Eighty American service members are on the ground in North Africa to oversee drone operations in the search for the 276 abducted Nigerian schoolgirls, the Obama administration said Wednesday.
The White House formally notified Congress that the troops are in the neighboring African nation of Chad. The mission includes 40 people to operate and maintain the Predator drone and 40 more to protect the force.
“These personnel will support the operation of intelligence, surveillance, and reconnaissance aircraft for missions over northern Nigeria and the surrounding area,” President Barack Obama said in a letter. “The force will remain in Chad until its support in resolving the kidnapping situation is no longer required.”
The White House notified Congress under the War Powers Resolution, which kicks in when armed U.S. forces enter a foreign nation’s territory. All 80 are combat-armed for personnel protection.

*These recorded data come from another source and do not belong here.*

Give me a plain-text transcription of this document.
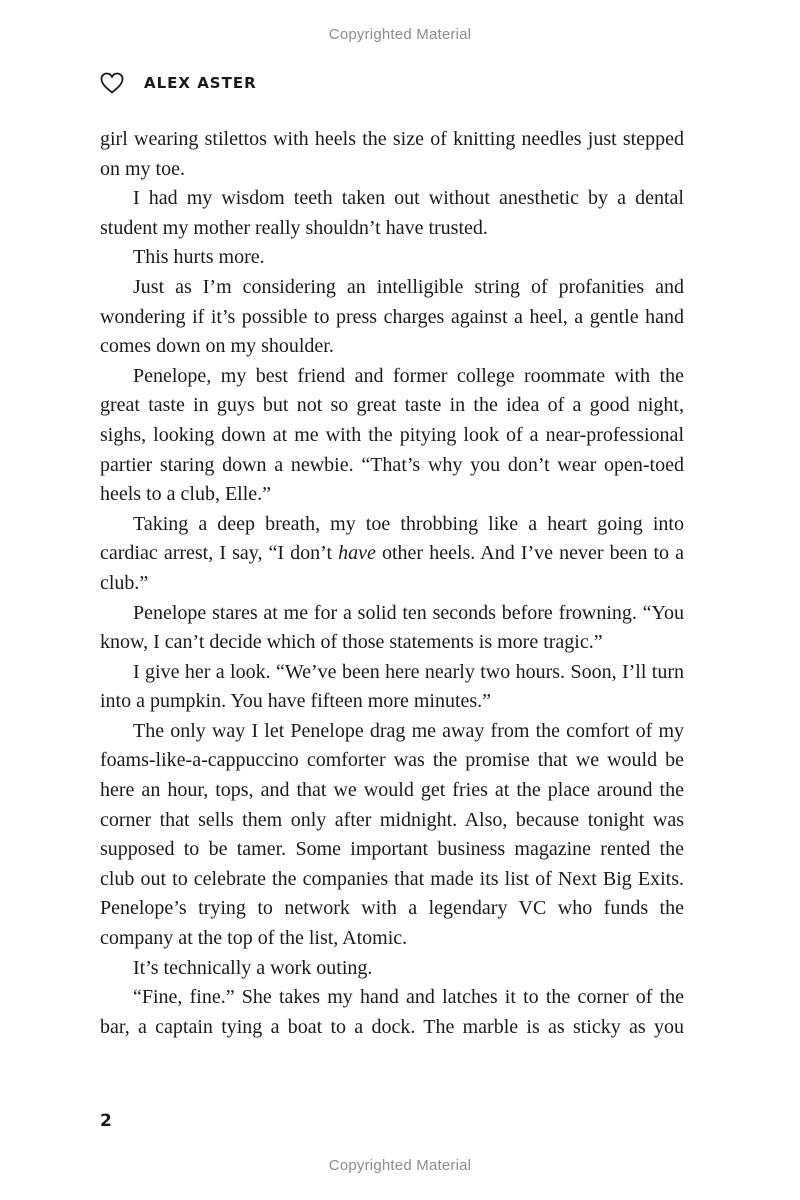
Copyrighted Material
ALEX ASTER

girl wearing stilettos with heels the size of knitting needles just stepped on my toe.

I had my wisdom teeth taken out without anesthetic by a dental student my mother really shouldn’t have trusted.

This hurts more.

Just as I’m considering an intelligible string of profanities and wondering if it’s possible to press charges against a heel, a gentle hand comes down on my shoulder.

Penelope, my best friend and former college roommate with the great taste in guys but not so great taste in the idea of a good night, sighs, looking down at me with the pitying look of a near-professional partier staring down a newbie. “That’s why you don’t wear open-toed heels to a club, Elle.”

Taking a deep breath, my toe throbbing like a heart going into cardiac arrest, I say, “I don’t have other heels. And I’ve never been to a club.”

Penelope stares at me for a solid ten seconds before frowning. “You know, I can’t decide which of those statements is more tragic.”

I give her a look. “We’ve been here nearly two hours. Soon, I’ll turn into a pumpkin. You have fifteen more minutes.”

The only way I let Penelope drag me away from the comfort of my foams-like-a-cappuccino comforter was the promise that we would be here an hour, tops, and that we would get fries at the place around the corner that sells them only after midnight. Also, because tonight was supposed to be tamer. Some important business magazine rented the club out to celebrate the companies that made its list of Next Big Exits. Penelope’s trying to network with a legendary VC who funds the company at the top of the list, Atomic.

It’s technically a work outing.

“Fine, fine.” She takes my hand and latches it to the corner of the bar, a captain tying a boat to a dock. The marble is as sticky as you

2
Copyrighted Material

The schoolgirls were taken more than a month ago by the Islamist terror group Boko Haram, which has demanded the release of militant prisoners in exchange for freeing the girls.

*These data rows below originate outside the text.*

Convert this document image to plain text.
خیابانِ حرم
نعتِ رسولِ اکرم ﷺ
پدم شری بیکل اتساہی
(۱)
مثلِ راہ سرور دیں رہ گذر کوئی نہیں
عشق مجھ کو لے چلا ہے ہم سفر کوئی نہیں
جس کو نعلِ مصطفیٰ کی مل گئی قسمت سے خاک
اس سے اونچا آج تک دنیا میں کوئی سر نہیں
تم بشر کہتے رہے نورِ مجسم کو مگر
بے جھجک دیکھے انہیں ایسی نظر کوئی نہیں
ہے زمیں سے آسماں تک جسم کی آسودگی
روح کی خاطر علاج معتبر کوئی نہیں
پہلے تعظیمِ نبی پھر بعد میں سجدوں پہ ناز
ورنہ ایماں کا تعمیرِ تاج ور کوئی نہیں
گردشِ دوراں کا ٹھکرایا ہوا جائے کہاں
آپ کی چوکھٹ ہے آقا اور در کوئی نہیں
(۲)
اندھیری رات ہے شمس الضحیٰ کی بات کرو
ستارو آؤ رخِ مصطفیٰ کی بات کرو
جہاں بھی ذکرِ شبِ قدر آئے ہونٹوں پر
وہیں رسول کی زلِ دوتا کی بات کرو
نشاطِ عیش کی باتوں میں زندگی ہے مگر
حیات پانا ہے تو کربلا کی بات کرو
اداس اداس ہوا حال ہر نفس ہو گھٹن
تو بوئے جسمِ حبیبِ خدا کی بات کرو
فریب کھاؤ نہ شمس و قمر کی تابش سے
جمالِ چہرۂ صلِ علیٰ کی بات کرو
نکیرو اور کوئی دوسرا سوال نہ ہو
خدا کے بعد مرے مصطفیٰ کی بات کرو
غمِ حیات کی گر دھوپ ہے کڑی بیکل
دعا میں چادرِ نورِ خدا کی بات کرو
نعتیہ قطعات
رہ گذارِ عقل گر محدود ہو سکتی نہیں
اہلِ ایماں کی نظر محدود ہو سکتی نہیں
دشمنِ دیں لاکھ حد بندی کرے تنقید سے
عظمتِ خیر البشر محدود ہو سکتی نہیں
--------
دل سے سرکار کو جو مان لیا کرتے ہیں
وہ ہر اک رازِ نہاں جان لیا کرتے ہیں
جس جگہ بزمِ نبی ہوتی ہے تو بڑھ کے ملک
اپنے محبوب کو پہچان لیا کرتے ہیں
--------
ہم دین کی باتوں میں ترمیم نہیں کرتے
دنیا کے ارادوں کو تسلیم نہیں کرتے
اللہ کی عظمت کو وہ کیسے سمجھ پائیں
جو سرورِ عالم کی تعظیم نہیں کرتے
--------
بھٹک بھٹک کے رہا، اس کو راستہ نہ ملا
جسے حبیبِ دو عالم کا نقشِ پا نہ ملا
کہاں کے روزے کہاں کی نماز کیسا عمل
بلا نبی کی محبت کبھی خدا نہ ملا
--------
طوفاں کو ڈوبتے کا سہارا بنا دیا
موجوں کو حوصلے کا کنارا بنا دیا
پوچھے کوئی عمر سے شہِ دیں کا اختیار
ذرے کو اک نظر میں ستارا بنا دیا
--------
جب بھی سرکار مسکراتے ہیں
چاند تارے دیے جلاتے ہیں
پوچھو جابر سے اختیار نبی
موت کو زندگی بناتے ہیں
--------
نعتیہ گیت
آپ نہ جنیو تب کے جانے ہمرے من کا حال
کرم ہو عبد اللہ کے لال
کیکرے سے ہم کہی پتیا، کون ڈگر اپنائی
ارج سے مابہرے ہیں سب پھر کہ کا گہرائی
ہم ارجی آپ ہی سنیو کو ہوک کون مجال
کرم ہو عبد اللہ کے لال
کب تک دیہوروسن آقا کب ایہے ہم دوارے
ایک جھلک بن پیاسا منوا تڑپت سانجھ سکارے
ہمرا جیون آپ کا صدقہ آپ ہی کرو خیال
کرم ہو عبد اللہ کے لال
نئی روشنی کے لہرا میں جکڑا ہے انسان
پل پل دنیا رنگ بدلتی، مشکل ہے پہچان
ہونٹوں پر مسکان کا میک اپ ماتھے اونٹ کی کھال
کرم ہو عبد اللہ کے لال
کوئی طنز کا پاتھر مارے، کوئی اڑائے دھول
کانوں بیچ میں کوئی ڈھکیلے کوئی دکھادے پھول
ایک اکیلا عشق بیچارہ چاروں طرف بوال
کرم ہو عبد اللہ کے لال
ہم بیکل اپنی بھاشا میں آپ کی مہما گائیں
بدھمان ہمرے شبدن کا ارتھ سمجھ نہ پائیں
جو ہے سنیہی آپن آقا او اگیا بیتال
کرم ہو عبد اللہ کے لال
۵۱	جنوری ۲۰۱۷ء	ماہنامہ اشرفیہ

The commanding general of U.S. Army forces in Africa was sent to Nigeria earlier this month to help the Nigerian government in the search.

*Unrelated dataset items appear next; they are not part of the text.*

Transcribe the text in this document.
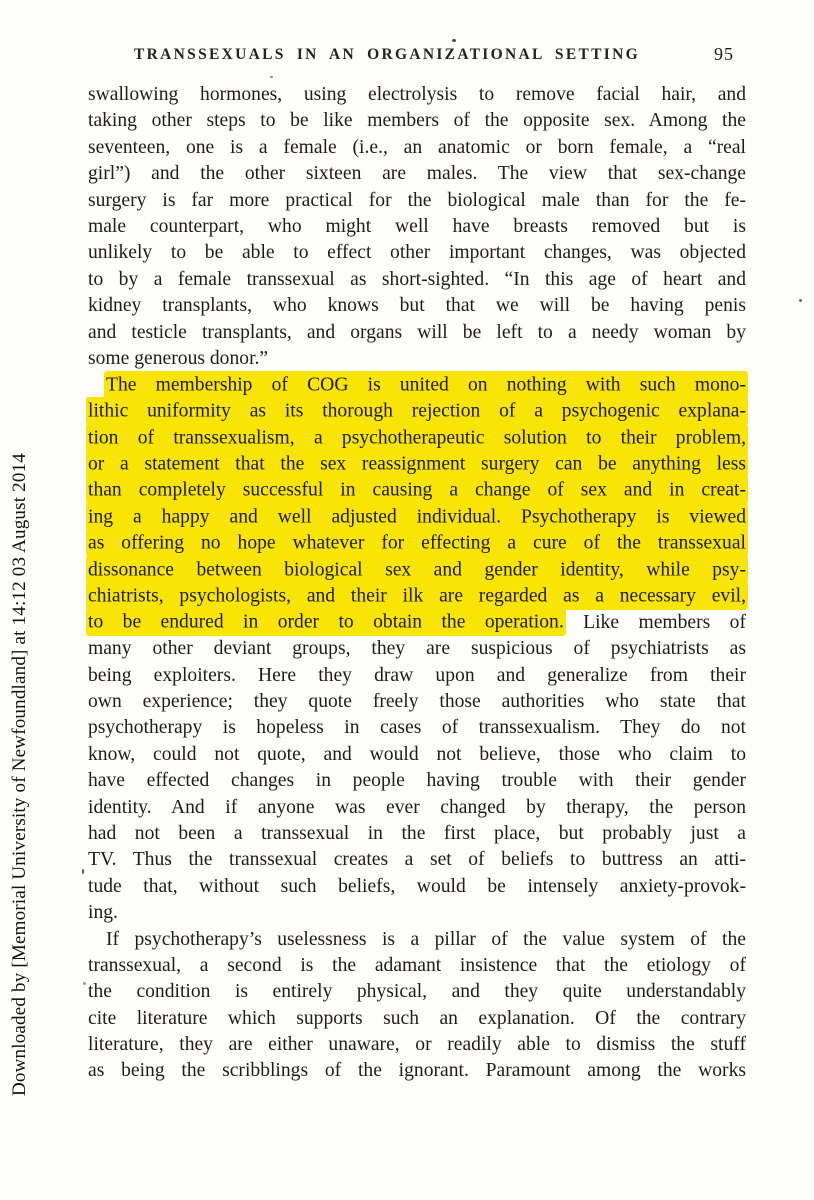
TRANSSEXUALS IN AN ORGANIZATIONAL SETTING	95
swallowing hormones, using electrolysis to remove facial hair, and
taking other steps to be like members of the opposite sex. Among the
seventeen, one is a female (i.e., an anatomic or born female, a “real
girl”) and the other sixteen are males. The view that sex-change
surgery is far more practical for the biological male than for the fe-
male counterpart, who might well have breasts removed but is
unlikely to be able to effect other important changes, was objected
to by a female transsexual as short-sighted. “In this age of heart and
kidney transplants, who knows but that we will be having penis
and testicle transplants, and organs will be left to a needy woman by
some generous donor.”
The membership of COG is united on nothing with such mono-
lithic uniformity as its thorough rejection of a psychogenic explana-
tion of transsexualism, a psychotherapeutic solution to their problem,
or a statement that the sex reassignment surgery can be anything less
than completely successful in causing a change of sex and in creat-
ing a happy and well adjusted individual. Psychotherapy is viewed
as offering no hope whatever for effecting a cure of the transsexual
dissonance between biological sex and gender identity, while psy-
chiatrists, psychologists, and their ilk are regarded as a necessary evil,
to be endured in order to obtain the operation. Like members of
many other deviant groups, they are suspicious of psychiatrists as
being exploiters. Here they draw upon and generalize from their
own experience; they quote freely those authorities who state that
psychotherapy is hopeless in cases of transsexualism. They do not
know, could not quote, and would not believe, those who claim to
have effected changes in people having trouble with their gender
identity. And if anyone was ever changed by therapy, the person
had not been a transsexual in the first place, but probably just a
TV. Thus the transsexual creates a set of beliefs to buttress an atti-
tude that, without such beliefs, would be intensely anxiety-provok-
ing.
If psychotherapy’s uselessness is a pillar of the value system of the
transsexual, a second is the adamant insistence that the etiology of
the condition is entirely physical, and they quite understandably
cite literature which supports such an explanation. Of the contrary
literature, they are either unaware, or readily able to dismiss the stuff
as being the scribblings of the ignorant. Paramount among the works
Downloaded by [Memorial University of Newfoundland] at 14:12 03 August 2014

Uniformed American military were already in the region to help with embassy security and to coordinate with the Nigerian government. It was known before Wednesday that the Predator drone was involved, but not that it was based in Chad.
Boko Haram is believed to have carried out two attacks in Nigeria this week alone — a twin bombing in the city of Jos and an assault on three villages. In all, more than 166 people were killed.